As vanguardas russas têm algo a nos ensinar hoje?

Inúmeros artistas e arquitetos fundamentais, em algum momento de suas trajetórias, confessaram a forte influência dessas obras em sua formação. Basta citar a Architecture Association e seus muitos alunos do mundo todo, que produziu, por exemplo, nos anos de 1970 o Archigram, e que se tornariam os protagonistas de novas tendências.

 

Depois de seu doutorado e da publicação dos livros de Vittorio de Feo e da Camilla Gray por sua editora você chegou a perceber uma ampliação pelo interesse em Vhutemas?

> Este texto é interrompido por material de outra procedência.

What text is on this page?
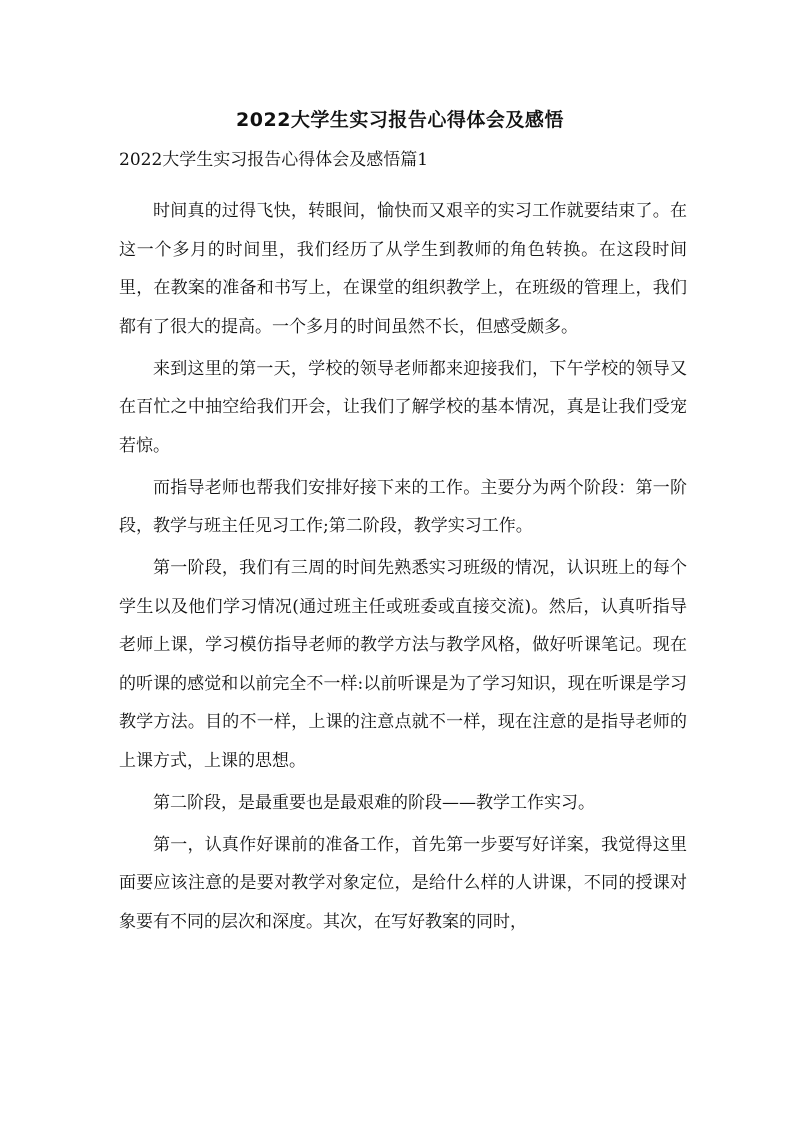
2022大学生实习报告心得体会及感悟
2022大学生实习报告心得体会及感悟篇1

时间真的过得飞快，转眼间，愉快而又艰辛的实习工作就要结束了。在这一个多月的时间里，我们经历了从学生到教师的角色转换。在这段时间里，在教案的准备和书写上，在课堂的组织教学上，在班级的管理上，我们都有了很大的提高。一个多月的时间虽然不长，但感受颇多。

来到这里的第一天，学校的领导老师都来迎接我们，下午学校的领导又在百忙之中抽空给我们开会，让我们了解学校的基本情况，真是让我们受宠若惊。

而指导老师也帮我们安排好接下来的工作。主要分为两个阶段：第一阶段，教学与班主任见习工作;第二阶段，教学实习工作。

第一阶段，我们有三周的时间先熟悉实习班级的情况，认识班上的每个学生以及他们学习情况(通过班主任或班委或直接交流)。然后，认真听指导老师上课，学习模仿指导老师的教学方法与教学风格，做好听课笔记。现在的听课的感觉和以前完全不一样:以前听课是为了学习知识，现在听课是学习教学方法。目的不一样，上课的注意点就不一样，现在注意的是指导老师的上课方式，上课的思想。

第二阶段，是最重要也是最艰难的阶段——教学工作实习。

第一，认真作好课前的准备工作，首先第一步要写好详案，我觉得这里面要应该注意的是要对教学对象定位，是给什么样的人讲课，不同的授课对象要有不同的层次和深度。其次，在写好教案的同时，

Sem dúvida. Várias outras obras foram reeditadas, além de alguns oportunismos irrelevantes que não vou nomear, mas, que de alguma forma, despertaram o interesse de um número considerável de jovens e estudantes de artes e arquitetura. Em algumas faculdades o tema da vanguarda russa passou a fazer parte do currículo de história da arte. Várias faculdades de arte e arquitetura têm adquirido essas obras para suas bibliotecas, inclusive os livros que eu editei. Porém o Vhutemas ainda é pouco conhecido se tomarmos como referência a Bauhaus de que todo jovem estudante de arte ou arquitetura já ouviu falar.